🤖 AI Summary
This work proposes Noise-Conditioned Langevin Q-Learning (NC-LQL), a novel soft policy optimization framework for reinforcement learning that circumvents the need for explicit policy parameterization. Instead of representing a policy directly, NC-LQL samples actions from the Boltzmann distribution induced by the Q-function via Langevin dynamics. To enhance exploration and stabilize learning, the method incorporates multi-scale noise perturbations and a noise-conditioned Q-function, which together shape a progressively smoothed value landscape—enabling efficient transitions from global exploration to local refinement. Evaluated on the OpenAI Gym MuJoCo benchmark suite, NC-LQL achieves performance comparable to state-of-the-art diffusion-based approaches, offering a concise and effective alternative for online reinforcement learning without the limitations of policy expressivity or entropy estimation inherent in conventional soft policy methods.
📝 Abstract
Soft policies in reinforcement learning define policies as Boltzmann distributions over state-action value functions, providing a principled mechanism for balancing exploration and exploitation. However, realizing such soft policies in practice remains challenging. Existing approaches either depend on parametric policies with limited expressivity or employ diffusion-based policies whose intractable likelihoods hinder reliable entropy estimation in soft policy objectives. We address this challenge by directly realizing soft-policy sampling via Langevin dynamics driven by the action gradient of the Q-function. This perspective leads to Langevin Q-Learning (LQL), which samples actions from the target Boltzmann distribution without explicitly parameterizing the policy.

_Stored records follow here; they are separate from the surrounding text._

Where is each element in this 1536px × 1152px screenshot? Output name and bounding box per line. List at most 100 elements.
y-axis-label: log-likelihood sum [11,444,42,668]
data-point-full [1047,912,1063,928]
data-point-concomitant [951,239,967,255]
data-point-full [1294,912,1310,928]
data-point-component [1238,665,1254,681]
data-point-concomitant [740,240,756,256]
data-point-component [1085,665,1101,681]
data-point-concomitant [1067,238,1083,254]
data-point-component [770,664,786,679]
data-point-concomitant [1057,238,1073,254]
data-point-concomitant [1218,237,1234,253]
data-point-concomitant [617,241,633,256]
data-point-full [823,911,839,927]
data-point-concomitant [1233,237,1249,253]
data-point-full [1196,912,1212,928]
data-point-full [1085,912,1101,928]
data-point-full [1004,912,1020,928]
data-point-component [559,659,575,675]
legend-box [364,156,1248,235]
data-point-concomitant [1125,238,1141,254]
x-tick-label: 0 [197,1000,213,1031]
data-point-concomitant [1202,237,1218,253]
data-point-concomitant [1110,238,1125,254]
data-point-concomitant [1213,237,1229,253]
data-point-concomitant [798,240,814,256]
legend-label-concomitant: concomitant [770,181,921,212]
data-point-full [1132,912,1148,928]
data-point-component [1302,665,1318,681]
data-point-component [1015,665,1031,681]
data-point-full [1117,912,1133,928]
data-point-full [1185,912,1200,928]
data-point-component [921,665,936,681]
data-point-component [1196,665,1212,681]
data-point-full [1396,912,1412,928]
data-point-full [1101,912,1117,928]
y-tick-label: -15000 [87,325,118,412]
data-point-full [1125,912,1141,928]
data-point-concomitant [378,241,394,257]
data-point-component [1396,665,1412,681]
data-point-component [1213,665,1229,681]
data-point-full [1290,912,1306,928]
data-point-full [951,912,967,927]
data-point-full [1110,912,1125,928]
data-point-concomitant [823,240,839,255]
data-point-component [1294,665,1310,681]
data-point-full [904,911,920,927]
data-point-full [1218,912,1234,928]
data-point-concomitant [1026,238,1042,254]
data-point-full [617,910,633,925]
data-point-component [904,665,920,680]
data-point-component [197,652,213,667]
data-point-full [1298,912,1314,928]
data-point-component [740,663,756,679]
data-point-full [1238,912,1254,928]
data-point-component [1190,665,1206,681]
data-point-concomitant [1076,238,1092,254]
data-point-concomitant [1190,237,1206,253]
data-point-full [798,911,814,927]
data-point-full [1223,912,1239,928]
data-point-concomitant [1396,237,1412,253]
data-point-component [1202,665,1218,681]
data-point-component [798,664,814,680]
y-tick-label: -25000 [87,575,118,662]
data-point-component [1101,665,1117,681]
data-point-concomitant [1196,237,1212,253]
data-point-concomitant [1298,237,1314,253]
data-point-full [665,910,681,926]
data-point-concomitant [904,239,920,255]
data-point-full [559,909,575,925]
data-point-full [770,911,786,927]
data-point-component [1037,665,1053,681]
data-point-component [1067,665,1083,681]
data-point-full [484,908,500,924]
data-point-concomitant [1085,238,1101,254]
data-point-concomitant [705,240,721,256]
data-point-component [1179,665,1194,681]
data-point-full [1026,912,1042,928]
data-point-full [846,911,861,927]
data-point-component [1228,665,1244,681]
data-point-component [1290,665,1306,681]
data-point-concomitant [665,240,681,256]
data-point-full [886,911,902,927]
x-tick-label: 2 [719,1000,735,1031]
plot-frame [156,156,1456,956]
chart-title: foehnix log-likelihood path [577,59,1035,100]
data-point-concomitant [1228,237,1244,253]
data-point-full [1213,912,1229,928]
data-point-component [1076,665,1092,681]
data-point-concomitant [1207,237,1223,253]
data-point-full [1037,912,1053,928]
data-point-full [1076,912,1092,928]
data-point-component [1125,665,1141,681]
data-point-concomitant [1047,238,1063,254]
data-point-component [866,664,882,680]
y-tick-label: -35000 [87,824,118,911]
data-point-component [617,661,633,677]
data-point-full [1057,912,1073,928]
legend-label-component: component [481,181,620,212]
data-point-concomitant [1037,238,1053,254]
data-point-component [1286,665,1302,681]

However, directly applying Langevin dynamics suffers from slow mixing in high-dimensional and non-convex Q-landscapes, limiting its practical effectiveness. To overcome this, we propose Noise-Conditioned Langevin Q-Learning (NC-LQL), which integrates multi-scale noise perturbations into the value function. NC-LQL learns a noise-conditioned Q-function that induces a sequence of progressively smoothed value landscapes, enabling sampling to transition from global exploration to precise mode refinement. On OpenAI Gym MuJoCo benchmarks, NC-LQL achieves competitive performance compared to state-of-the-art diffusion-based methods, providing a simple yet powerful solution for online RL.